8. Tullio Simoncini Cancer Therapy
Splendid relentless Italian specialist Tullio Simoncini has been exposed to tremendous weights from the foundation to capitulate: regardless of the disparagement and endeavors at legitimate activity, he proceeds with his work today focussing on regarding malignancy as an organism called Candida coming about because of a poor safe framework. Simoncini found that antifungal treatment didn't work. The arrangement was modest as well as straightforward. He gave patients sodium bicarbonate inside through an endoscope (tube). This enables the bicarbonate to go straightforwardly to malignancy. As referenced over this incredible malignant growth achievement has anyway been to a great extent disregarded by the disease foundation.
9. Stanislaw Burzynski Antineoplastons
There is a motion picture accessible to see on U-Tube called "Malignant growth Is a Serious Business." This honor winning shocking genuine story motion picture made me cry.

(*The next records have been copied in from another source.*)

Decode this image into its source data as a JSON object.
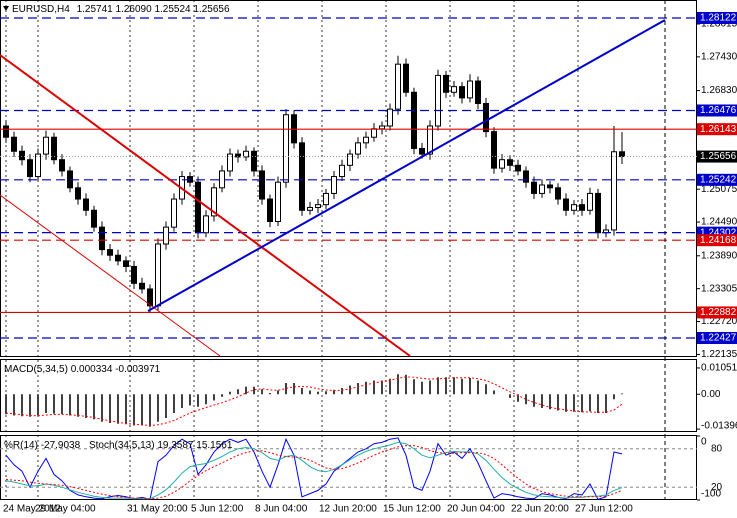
{
  "chart_data": [
    {
      "type": "candlestick",
      "title": "EURUSD,H4",
      "ohlc_labels": [
        "1.25741",
        "1.26090",
        "1.25524",
        "1.25656"
      ],
      "color": "#000000",
      "open": [
        1.262,
        1.26,
        1.2575,
        1.256,
        1.253,
        1.257,
        1.26,
        1.256,
        1.254,
        1.251,
        1.249,
        1.247,
        1.244,
        1.24,
        1.239,
        1.238,
        1.237,
        1.234,
        1.233,
        1.23,
        1.241,
        1.244,
        1.249,
        1.253,
        1.252,
        1.243,
        1.246,
        1.251,
        1.254,
        1.257,
        1.2565,
        1.2575,
        1.254,
        1.249,
        1.245,
        1.252,
        1.264,
        1.259,
        1.247,
        1.2475,
        1.248,
        1.25,
        1.253,
        1.255,
        1.257,
        1.259,
        1.26,
        1.2615,
        1.262,
        1.265,
        1.273,
        1.268,
        1.258,
        1.257,
        1.262,
        1.271,
        1.268,
        1.269,
        1.267,
        1.27,
        1.266,
        1.261,
        1.2545,
        1.256,
        1.255,
        1.254,
        1.252,
        1.25,
        1.2515,
        1.251,
        1.249,
        1.247,
        1.248,
        1.247,
        1.25,
        1.243,
        1.2435,
        1.25741
      ],
      "high": [
        1.263,
        1.261,
        1.2585,
        1.257,
        1.258,
        1.2612,
        1.2608,
        1.257,
        1.2548,
        1.252,
        1.25,
        1.2478,
        1.245,
        1.241,
        1.24,
        1.2388,
        1.238,
        1.235,
        1.2338,
        1.242,
        1.245,
        1.25,
        1.254,
        1.2538,
        1.253,
        1.247,
        1.2518,
        1.255,
        1.258,
        1.2578,
        1.2585,
        1.2582,
        1.255,
        1.2498,
        1.253,
        1.265,
        1.2648,
        1.26,
        1.2485,
        1.249,
        1.2508,
        1.254,
        1.256,
        1.2578,
        1.26,
        1.261,
        1.2625,
        1.2628,
        1.266,
        1.2745,
        1.274,
        1.2688,
        1.259,
        1.263,
        1.272,
        1.2718,
        1.27,
        1.2698,
        1.2712,
        1.2708,
        1.267,
        1.2618,
        1.257,
        1.2568,
        1.256,
        1.2548,
        1.253,
        1.2525,
        1.2522,
        1.2518,
        1.25,
        1.2488,
        1.249,
        1.251,
        1.2508,
        1.2445,
        1.262,
        1.2609
      ],
      "low": [
        1.259,
        1.2565,
        1.255,
        1.252,
        1.2522,
        1.256,
        1.2552,
        1.253,
        1.2502,
        1.248,
        1.246,
        1.2432,
        1.239,
        1.238,
        1.2372,
        1.236,
        1.233,
        1.2322,
        1.2288,
        1.2292,
        1.24,
        1.2432,
        1.248,
        1.2512,
        1.242,
        1.2422,
        1.245,
        1.2502,
        1.253,
        1.2555,
        1.2558,
        1.253,
        1.248,
        1.244,
        1.2442,
        1.251,
        1.258,
        1.246,
        1.2462,
        1.2465,
        1.2472,
        1.249,
        1.2522,
        1.254,
        1.2562,
        1.258,
        1.2592,
        1.2605,
        1.2612,
        1.264,
        1.2672,
        1.257,
        1.2562,
        1.256,
        1.2612,
        1.267,
        1.2672,
        1.266,
        1.2662,
        1.265,
        1.26,
        1.2535,
        1.2537,
        1.254,
        1.2532,
        1.251,
        1.249,
        1.2492,
        1.25,
        1.248,
        1.246,
        1.2462,
        1.246,
        1.2462,
        1.242,
        1.2422,
        1.2425,
        1.25524
      ],
      "close": [
        1.26,
        1.2575,
        1.256,
        1.253,
        1.257,
        1.26,
        1.256,
        1.254,
        1.251,
        1.249,
        1.247,
        1.244,
        1.24,
        1.239,
        1.238,
        1.237,
        1.234,
        1.233,
        1.23,
        1.241,
        1.244,
        1.249,
        1.253,
        1.252,
        1.243,
        1.246,
        1.251,
        1.254,
        1.257,
        1.2565,
        1.2575,
        1.254,
        1.249,
        1.245,
        1.252,
        1.264,
        1.259,
        1.247,
        1.2475,
        1.248,
        1.25,
        1.253,
        1.255,
        1.257,
        1.259,
        1.26,
        1.2615,
        1.262,
        1.265,
        1.273,
        1.268,
        1.258,
        1.257,
        1.262,
        1.271,
        1.268,
        1.269,
        1.267,
        1.27,
        1.266,
        1.261,
        1.2545,
        1.256,
        1.255,
        1.254,
        1.252,
        1.25,
        1.2515,
        1.251,
        1.249,
        1.247,
        1.248,
        1.247,
        1.25,
        1.243,
        1.2435,
        1.25741,
        1.25656
      ],
      "xlim": [
        -0.75,
        86.375
      ],
      "xticks": [
        {
          "value": 0,
          "label": "24 May 2012"
        },
        {
          "value": 4,
          "label": "29 May 04:00"
        },
        {
          "value": 15.5,
          "label": "31 May 20:00"
        },
        {
          "value": 23.5,
          "label": "5 Jun 12:00"
        },
        {
          "value": 31.5,
          "label": "8 Jun 04:00"
        },
        {
          "value": 39.5,
          "label": "12 Jun 20:00"
        },
        {
          "value": 47.5,
          "label": "15 Jun 12:00"
        },
        {
          "value": 55.5,
          "label": "20 Jun 04:00"
        },
        {
          "value": 63.5,
          "label": "22 Jun 20:00"
        },
        {
          "value": 71.5,
          "label": "27 Jun 12:00"
        }
      ],
      "ylim": [
        1.22089,
        1.28442
      ],
      "yticks": [
        1.28015,
        {
          "value": 1.2743,
          "label": "1.27430"
        },
        {
          "value": 1.2683,
          "label": "1.26830"
        },
        1.25075,
        {
          "value": 1.2449,
          "label": "1.24490"
        },
        {
          "value": 1.2389,
          "label": "1.23890"
        },
        1.23305,
        {
          "value": 1.2272,
          "label": "1.22720"
        },
        1.22135
      ],
      "levels": [
        {
          "value": 1.28122,
          "color": "#0000cc",
          "style": "dashed"
        },
        {
          "value": 1.26476,
          "color": "#0000cc",
          "style": "dashed"
        },
        {
          "value": 1.26143,
          "color": "#dd0000",
          "style": "solid"
        },
        {
          "value": 1.25242,
          "color": "#0000cc",
          "style": "dashed"
        },
        {
          "value": 1.24302,
          "color": "#0000cc",
          "style": "dashed"
        },
        {
          "value": 1.24168,
          "color": "#dd0000",
          "style": "dashed"
        },
        {
          "value": 1.22882,
          "color": "#dd0000",
          "style": "solid"
        },
        {
          "value": 1.22427,
          "color": "#0000cc",
          "style": "dashed"
        }
      ],
      "grid": true
    },
    {
      "type": "macd",
      "title": "MACD(5,34,5)",
      "series": [
        {
          "color": "#000000",
          "values": [
            -0.008,
            -0.0085,
            -0.0088,
            -0.009,
            -0.0085,
            -0.0075,
            -0.0078,
            -0.008,
            -0.0085,
            -0.009,
            -0.0095,
            -0.01,
            -0.011,
            -0.0115,
            -0.0118,
            -0.012,
            -0.0125,
            -0.0125,
            -0.013,
            -0.011,
            -0.0095,
            -0.0075,
            -0.0055,
            -0.0045,
            -0.005,
            -0.004,
            -0.0025,
            -0.001,
            0.001,
            0.002,
            0.003,
            0.003,
            0.002,
            0.0005,
            0.0015,
            0.0045,
            0.0045,
            0.0025,
            0.0015,
            0.001,
            0.0012,
            0.0018,
            0.0025,
            0.0035,
            0.0045,
            0.005,
            0.0055,
            0.0055,
            0.0062,
            0.008,
            0.0078,
            0.006,
            0.005,
            0.0055,
            0.0068,
            0.0068,
            0.0068,
            0.0062,
            0.0065,
            0.0055,
            0.004,
            0.0015,
            0.0,
            -0.0015,
            -0.003,
            -0.004,
            -0.005,
            -0.0055,
            -0.006,
            -0.0065,
            -0.007,
            -0.007,
            -0.0072,
            -0.0068,
            -0.0075,
            -0.0075,
            -0.002,
            0.000334
          ]
        },
        {
          "color": "#ff0000",
          "style": "dotted",
          "values": [
            -0.0075,
            -0.0078,
            -0.0082,
            -0.0085,
            -0.0086,
            -0.0083,
            -0.0081,
            -0.008,
            -0.0082,
            -0.0085,
            -0.0088,
            -0.0093,
            -0.01,
            -0.0106,
            -0.0112,
            -0.0117,
            -0.012,
            -0.0122,
            -0.0125,
            -0.0122,
            -0.0115,
            -0.0105,
            -0.009,
            -0.0075,
            -0.0064,
            -0.0053,
            -0.0043,
            -0.0034,
            -0.0022,
            -0.001,
            0.0005,
            0.0018,
            0.0022,
            0.0017,
            0.0016,
            0.0023,
            0.003,
            0.0031,
            0.0029,
            0.0022,
            0.0017,
            0.0015,
            0.0016,
            0.0022,
            0.003,
            0.0038,
            0.0045,
            0.0051,
            0.0056,
            0.0064,
            0.007,
            0.0068,
            0.0064,
            0.0061,
            0.0062,
            0.0064,
            0.0066,
            0.0066,
            0.0066,
            0.0062,
            0.0055,
            0.0042,
            0.0026,
            0.001,
            -0.0005,
            -0.002,
            -0.0033,
            -0.0043,
            -0.0052,
            -0.0058,
            -0.0063,
            -0.0067,
            -0.007,
            -0.0071,
            -0.0072,
            -0.0072,
            -0.0063,
            -0.003971
          ]
        }
      ],
      "ylim": [
        -0.0151,
        0.0137
      ],
      "yticks": [
        0.010515,
        {
          "value": 0,
          "label": "0.00"
        },
        -0.01396
      ]
    },
    {
      "type": "oscillator",
      "title": "%R(14)",
      "subtitle": "Stoch(34,5,13)",
      "series": [
        {
          "color": "#0000ff",
          "axis": "y2",
          "values": [
            -30,
            -45,
            -55,
            -80,
            -55,
            -35,
            -60,
            -70,
            -85,
            -92,
            -95,
            -97,
            -98,
            -95,
            -93,
            -95,
            -98,
            -96,
            -99,
            -40,
            -30,
            -15,
            -5,
            -12,
            -60,
            -45,
            -25,
            -12,
            -5,
            -10,
            -5,
            -25,
            -55,
            -80,
            -45,
            -5,
            -30,
            -95,
            -90,
            -85,
            -75,
            -55,
            -45,
            -35,
            -25,
            -20,
            -12,
            -10,
            -5,
            -3,
            -30,
            -80,
            -85,
            -55,
            -12,
            -30,
            -25,
            -35,
            -20,
            -42,
            -70,
            -97,
            -90,
            -92,
            -95,
            -97,
            -98,
            -90,
            -92,
            -96,
            -98,
            -90,
            -92,
            -75,
            -99,
            -95,
            -25,
            -27.9038
          ]
        },
        {
          "color": "#20b2aa",
          "values": [
            30,
            28,
            25,
            22,
            22,
            25,
            23,
            20,
            16,
            12,
            9,
            6,
            4,
            3,
            3,
            3,
            2,
            2,
            2,
            8,
            16,
            28,
            42,
            52,
            55,
            57,
            62,
            68,
            75,
            80,
            82,
            80,
            74,
            65,
            62,
            68,
            70,
            62,
            52,
            46,
            44,
            48,
            55,
            63,
            70,
            76,
            80,
            83,
            86,
            90,
            88,
            80,
            70,
            66,
            70,
            74,
            76,
            75,
            75,
            72,
            62,
            48,
            35,
            25,
            18,
            12,
            8,
            6,
            5,
            4,
            3,
            4,
            4,
            6,
            6,
            8,
            15,
            19.3587
          ]
        },
        {
          "color": "#ff0000",
          "style": "dotted",
          "values": [
            32,
            31,
            30,
            28,
            26,
            25,
            24,
            23,
            21,
            18,
            15,
            12,
            9,
            7,
            5,
            4,
            3,
            3,
            2,
            3,
            6,
            12,
            20,
            30,
            38,
            46,
            52,
            58,
            64,
            70,
            74,
            77,
            77,
            74,
            70,
            68,
            67,
            66,
            62,
            56,
            50,
            48,
            49,
            53,
            58,
            64,
            70,
            75,
            79,
            83,
            85,
            85,
            82,
            77,
            74,
            73,
            73,
            74,
            74,
            74,
            71,
            65,
            55,
            44,
            34,
            25,
            18,
            13,
            10,
            8,
            6,
            5,
            5,
            5,
            5,
            6,
            10,
            15.1561
          ]
        }
      ],
      "ylim": [
        0,
        100
      ],
      "yticks": [
        20,
        80
      ],
      "y2lim": [
        -100,
        0
      ],
      "y2ticks": [
        -100,
        0
      ]
    }
  ]
}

It indicates how a restorative man &biochemist Dr. Stanislaw Burzynski found a disease fix utilizing quality treatment however needed to manage the vermin of the American Food and Drug Administration who attempted to condemn him for his practices. A multi year 60 million dollar US citizen's cash fight in court resulted... The way that he had helped spare numerous lives, restoring here and there even sad malignancy cases was never the issue! The main problem was the way that Dr. Burzynski was undermining the malignant growth foundation's matter of fact...
10. Enemies of Oxidants
The late incredible researcher twice Nobel Prize champ Linus Pauling was turned down when he attempted to get subsidizing with his partners for further research on nutrient C and its job in battling malignant growth: He found that leukemia sufferers had low degrees of nutrient C. At the point when these sufferers were given oftentimes high portions of nutrient C they went into reduction (recovery)... Pauling likewise found that continuous nutrient C high dosing stops the transient pathways that malignancy cells use to metastasize (spread). It is incomprehensible to me this could be disregarded yet has been (and still is).